(2021) First produced in 1989, three different Chardonnay clones are picked and whole-cluster pressed and barrel-fermented in French oak, 40% new. This wine sees 100% malolactic fermentation. The buttery and lightly-toasty richness of the oak is quite apparent on the nose, giving an impression of depth and generosity. On the palate, the rush of sweet, ripe stone fruit fill the mid-palate, the wine full and textured, but a good level of acidity fills in on the finish, a hint of nutty barrel component, in a very satisfying Chardonnay.
(2020) Fabulous, opulent nose, the creamy plushness of the fruit, the blackcurrant glossiness, spices from 20 months in different formats of oak, and all the fruit from hillside blocks. Game and meat, but really up-front fruit dominates, the sour cherry acidity and bloody, meatiness of the fruit gives this lovely presence. Tangy, juicy acids and tight tannins. Price and stockist is for a previous vintage at time of review.
(2018) Heytesbury is a selection of the best vineyards and fruit. 100% Gin Gin, the recipe again was for pressing straight to barrel and fermentation with wild yeast. Lees were stirred regularly during nine months ageing in 57% new French oak. Subtle wild ferment earthiness and nuttiness, a juicy directness, firm and acidic, it stays quite grippy and intense, but very good fruit. This has length and a good balance and certainly the fruit and infill of creamy oak to give lovely balance.

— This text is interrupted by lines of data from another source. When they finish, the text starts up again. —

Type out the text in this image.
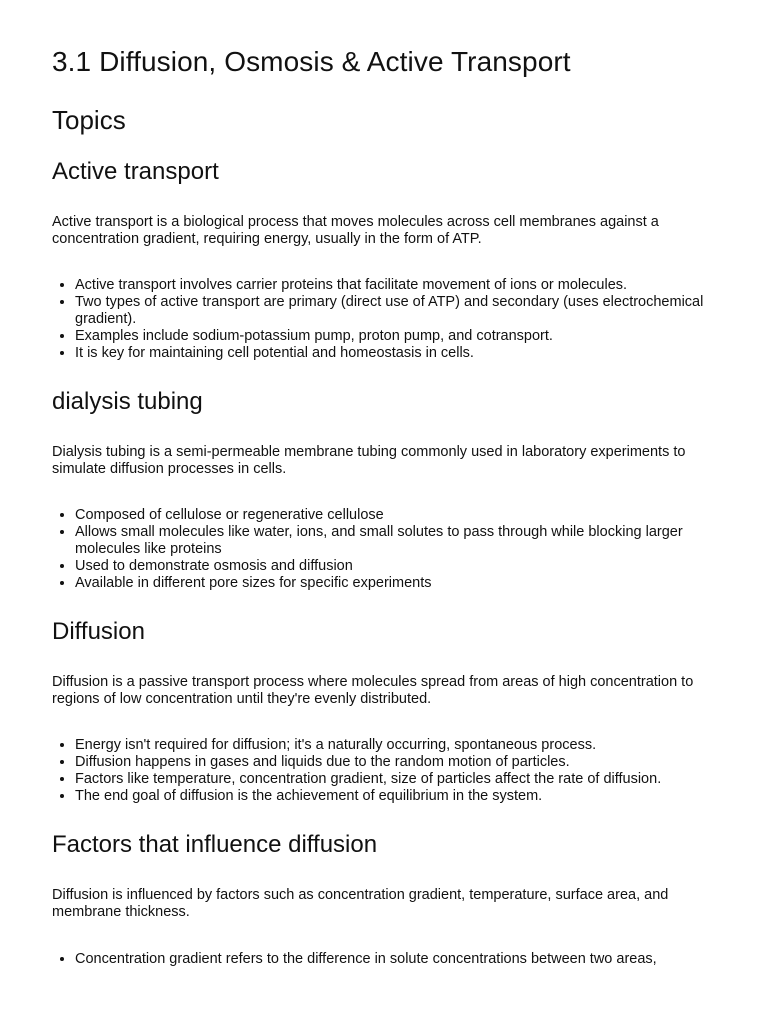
3.1 Diffusion, Osmosis & Active Transport
Topics
Active transport

Active transport is a biological process that moves molecules across cell membranes against a concentration gradient, requiring energy, usually in the form of ATP.

• Active transport involves carrier proteins that facilitate movement of ions or molecules.
• Two types of active transport are primary (direct use of ATP) and secondary (uses electrochemical gradient).
• Examples include sodium-potassium pump, proton pump, and cotransport.
• It is key for maintaining cell potential and homeostasis in cells.
dialysis tubing

Dialysis tubing is a semi-permeable membrane tubing commonly used in laboratory experiments to simulate diffusion processes in cells.

• Composed of cellulose or regenerative cellulose
• Allows small molecules like water, ions, and small solutes to pass through while blocking larger molecules like proteins
• Used to demonstrate osmosis and diffusion
• Available in different pore sizes for specific experiments
Diffusion

Diffusion is a passive transport process where molecules spread from areas of high concentration to regions of low concentration until they're evenly distributed.

• Energy isn't required for diffusion; it's a naturally occurring, spontaneous process.
• Diffusion happens in gases and liquids due to the random motion of particles.
• Factors like temperature, concentration gradient, size of particles affect the rate of diffusion.
• The end goal of diffusion is the achievement of equilibrium in the system.
Factors that influence diffusion

Diffusion is influenced by factors such as concentration gradient, temperature, surface area, and membrane thickness.

• Concentration gradient refers to the difference in solute concentrations between two areas,
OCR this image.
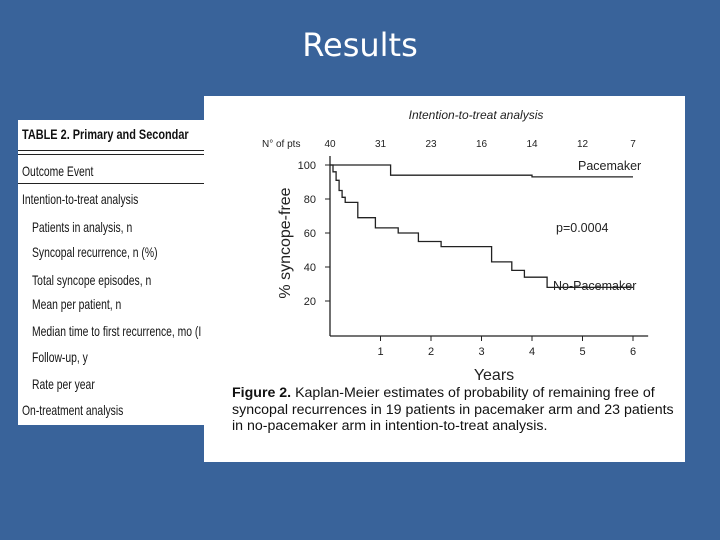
Results
TABLE 2. Primary and Secondar
Outcome Event
Intention-to-treat analysis
Patients in analysis, n
Syncopal recurrence, n (%)
Total syncope episodes, n
Mean per patient, n
Median time to first recurrence, mo (I
Follow-up, y
Rate per year
On-treatment analysis
Intention-to-treat analysis
N° of pts 40	31	23	16	14	12	7
% syncope-free
20
40
60
80
100
1	2	3	4	5	6
Years
Pacemaker
p=0.0004
No-Pacemaker
Figure 2. Kaplan-Meier estimates of probability of remaining free of syncopal recurrences in 19 patients in pacemaker arm and 23 patients in no-pacemaker arm in intention-to-treat analysis.
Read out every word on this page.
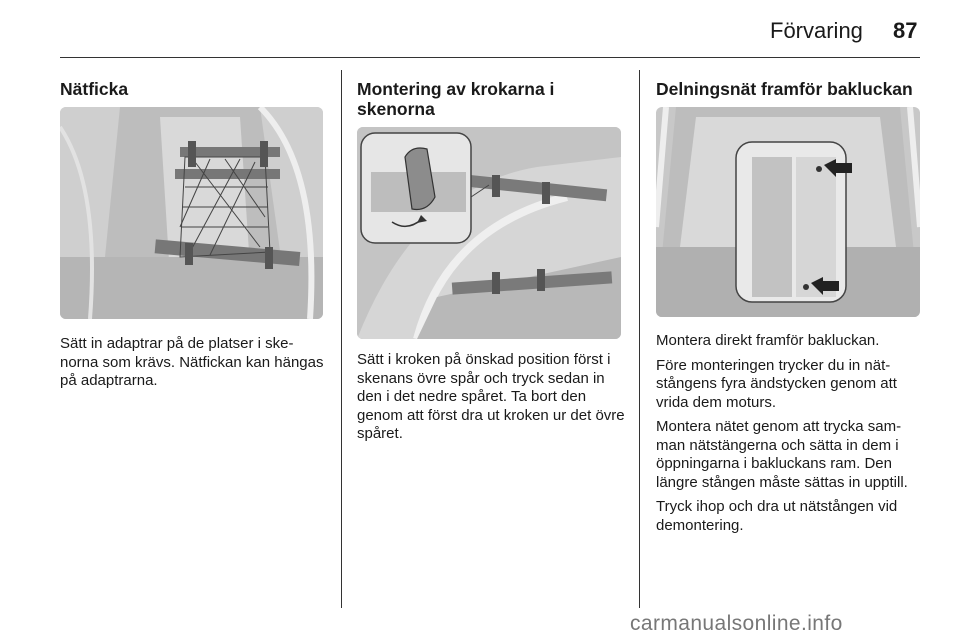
Förvaring 87
Nätficka

Sätt in adaptrar på de platser i ske-norna som krävs. Nätfickan kan hängas på adaptrarna.

Montering av krokarna i skenorna

Sätt i kroken på önskad position först i skenans övre spår och tryck sedan in den i det nedre spåret. Ta bort den genom att först dra ut kroken ur det övre spåret.

Delningsnät framför bakluckan

Montera direkt framför bakluckan.

Före monteringen trycker du in nät-stångens fyra ändstycken genom att vrida dem moturs.

Montera nätet genom att trycka sam-man nätstängerna och sätta in dem i öppningarna i bakluckans ram. Den längre stången måste sättas in upptill.

Tryck ihop och dra ut nätstången vid demontering.

carmanualsonline.info
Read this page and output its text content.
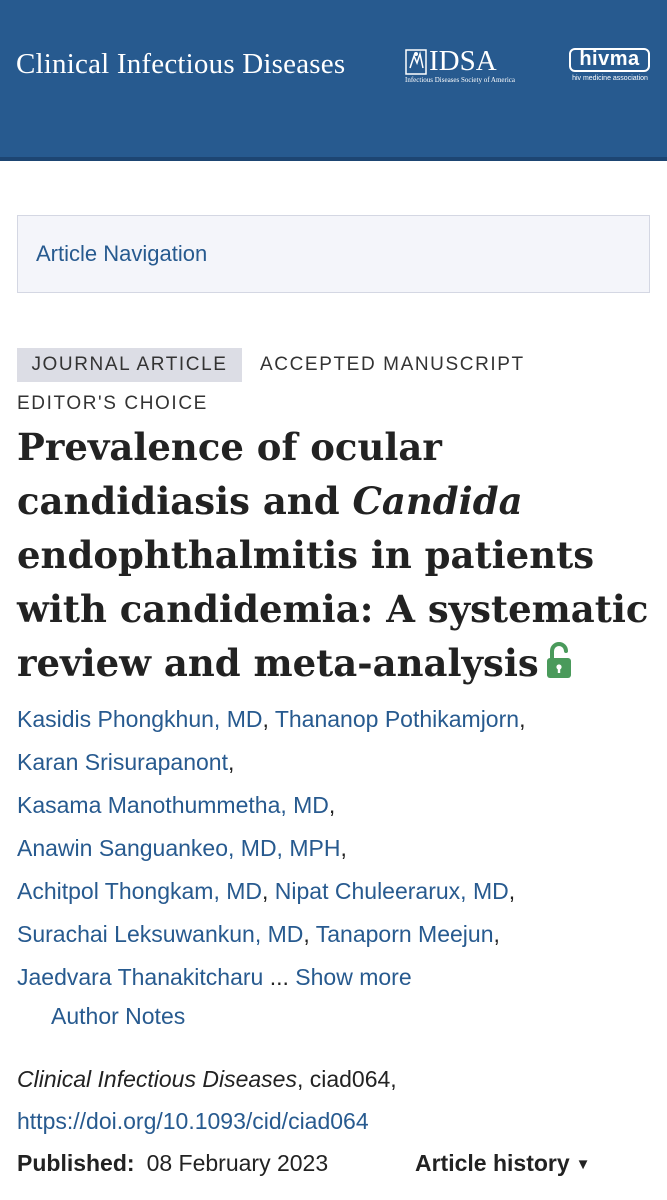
Clinical Infectious Diseases	IDSA
Infectious Diseases Society of America
hivma
hiv medicine association
Article Navigation
JOURNAL ARTICLE	ACCEPTED MANUSCRIPT
EDITOR'S CHOICE
Prevalence of ocular
candidiasis and Candida
endophthalmitis in patients
with candidemia: A systematic
review and meta-analysis
Kasidis Phongkhun, MD, Thananop Pothikamjorn,
Karan Srisurapanont,
Kasama Manothummetha, MD,
Anawin Sanguankeo, MD, MPH,
Achitpol Thongkam, MD, Nipat Chuleerarux, MD,
Surachai Leksuwankun, MD, Tanaporn Meejun,
Jaedvara Thanakitcharu ... Show more
Author Notes
Clinical Infectious Diseases, ciad064,
https://doi.org/10.1093/cid/ciad064
Published: 08 February 2023	Article history ▼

(2017) Aged 14 months in new oak, 80% French and 20% American. Big, super-ripe, even slightly raisiny, pruney aromas, but Amarone-like rather than being stewed or baked: cloves and spices too. Terrific energy and real freshness on the palate, an electrical charge of power, all the time the solid fruit at the core and a grippy finish. Very good - big, but fleet of foot. Should cellar well for a decade.